TAIPEI (Taiwan News) — The Central Epidemic Command Center (CECC) has placed six countries in Southern Africa on its high-risk list due to the appearance of a new, heavily mutated variant of COVID that has surfaced in South Africa.
During a press conference on Friday (Nov. 26), Health minister and CECC head Chen Shih-chung (陳時中) announced that due to a rise in the COVID variant B.1.1.529 in Southern Africa, six countries in the region will be deemed high-risk starting Nov. 29. Chen said that visitors from the listed countries must undergo quarantine in a quarantine center, and they will not be eligible for the shortened hotel quarantine during the Lunar New Year.
The B.1.1.529 variant, which was first detected in Botswana, has 32 mutations in the spike protein. Thus far, 77 cases have been confirmed in South Africa's Gauteng Province, four in Botswana, and one in Hong Kong, from a traveler who arrived from South Africa, reported the BBC.

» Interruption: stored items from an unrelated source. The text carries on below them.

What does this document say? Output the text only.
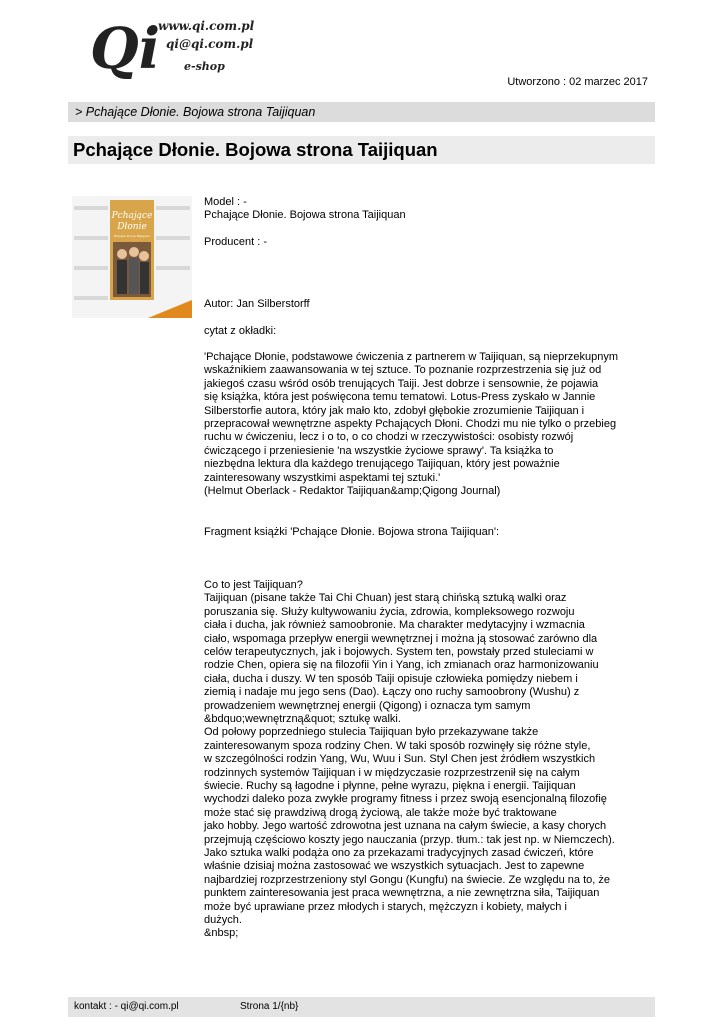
Qi
www.qi.com.pl
qi@qi.com.pl
e-shop
Utworzono : 02 marzec 2017
> Pchające Dłonie. Bojowa strona Taijiquan
Pchające Dłonie. Bojowa strona Taijiquan
Pchające
Dłonie
Bojowa strona Taijiquan

Model : -

Pchające Dłonie. Bojowa strona Taijiquan

Producent : -

Autor: Jan Silberstorff

cytat z okładki:

'Pchające Dłonie, podstawowe ćwiczenia z partnerem w Taijiquan, są nieprzekupnym
wskaźnikiem zaawansowania w tej sztuce. To poznanie rozprzestrzenia się już od
jakiegoś czasu wśród osób trenujących Taiji. Jest dobrze i sensownie, że pojawia
się książka, która jest poświęcona temu tematowi. Lotus-Press zyskało w Jannie
Silberstorfie autora, który jak mało kto, zdobył głębokie zrozumienie Taijiquan i
przepracował wewnętrzne aspekty Pchających Dłoni. Chodzi mu nie tylko o przebieg
ruchu w ćwiczeniu, lecz i o to, o co chodzi w rzeczywistości: osobisty rozwój
ćwiczącego i przeniesienie 'na wszystkie życiowe sprawy'. Ta książka to
niezbędna lektura dla każdego trenującego Taijiquan, który jest poważnie
zainteresowany wszystkimi aspektami tej sztuki.'
(Helmut Oberlack - Redaktor Taijiquan&amp;Qigong Journal)

Fragment książki 'Pchające Dłonie. Bojowa strona Taijiquan':

Co to jest Taijiquan?
Taijiquan (pisane także Tai Chi Chuan) jest starą chińską sztuką walki oraz
poruszania się. Służy kultywowaniu życia, zdrowia, kompleksowego rozwoju
ciała i ducha, jak również samoobronie. Ma charakter medytacyjny i wzmacnia
ciało, wspomaga przepływ energii wewnętrznej i można ją stosować zarówno dla
celów terapeutycznych, jak i bojowych. System ten, powstały przed stuleciami w
rodzie Chen, opiera się na filozofii Yin i Yang, ich zmianach oraz harmonizowaniu
ciała, ducha i duszy. W ten sposób Taiji opisuje człowieka pomiędzy niebem i
ziemią i nadaje mu jego sens (Dao). Łączy ono ruchy samoobrony (Wushu) z
prowadzeniem wewnętrznej energii (Qigong) i oznacza tym samym
&bdquo;wewnętrzną&quot; sztukę walki.
Od połowy poprzedniego stulecia Taijiquan było przekazywane także
zainteresowanym spoza rodziny Chen. W taki sposób rozwinęły się różne style,
w szczególności rodzin Yang, Wu, Wuu i Sun. Styl Chen jest źródłem wszystkich
rodzinnych systemów Taijiquan i w międzyczasie rozprzestrzenił się na całym
świecie. Ruchy są łagodne i płynne, pełne wyrazu, piękna i energii. Taijiquan
wychodzi daleko poza zwykłe programy fitness i przez swoją esencjonalną filozofię
może stać się prawdziwą drogą życiową, ale także może być traktowane
jako hobby. Jego wartość zdrowotna jest uznana na całym świecie, a kasy chorych
przejmują częściowo koszty jego nauczania (przyp. tłum.: tak jest np. w Niemczech).
Jako sztuka walki podąża ono za przekazami tradycyjnych zasad ćwiczeń, które
właśnie dzisiaj można zastosować we wszystkich sytuacjach. Jest to zapewne
najbardziej rozprzestrzeniony styl Gongu (Kungfu) na świecie. Ze względu na to, że
punktem zainteresowania jest praca wewnętrzna, a nie zewnętrzna siła, Taijiquan
może być uprawiane przez młodych i starych, mężczyzn i kobiety, małych i
dużych.
&nbsp;

kontakt : - qi@qi.com.pl	Strona 1/{nb}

As the World Health Organization (WHO) has been assigning a Greek letter to each new COVID variant and because the next letter available is Nu, it is expected the new strain will be named Nu.
Chen emphasized that travelers from these high-risk countries will not be eligible for the '10 plus 4" and "7 plus 7" shortened hotel quarantine schemes during the Lunar New Year. If an aircrew member has traveled to one of these six countries, they must undergo 14 full days of quarantine and cooperate with testing and carefully implement self-health monitoring.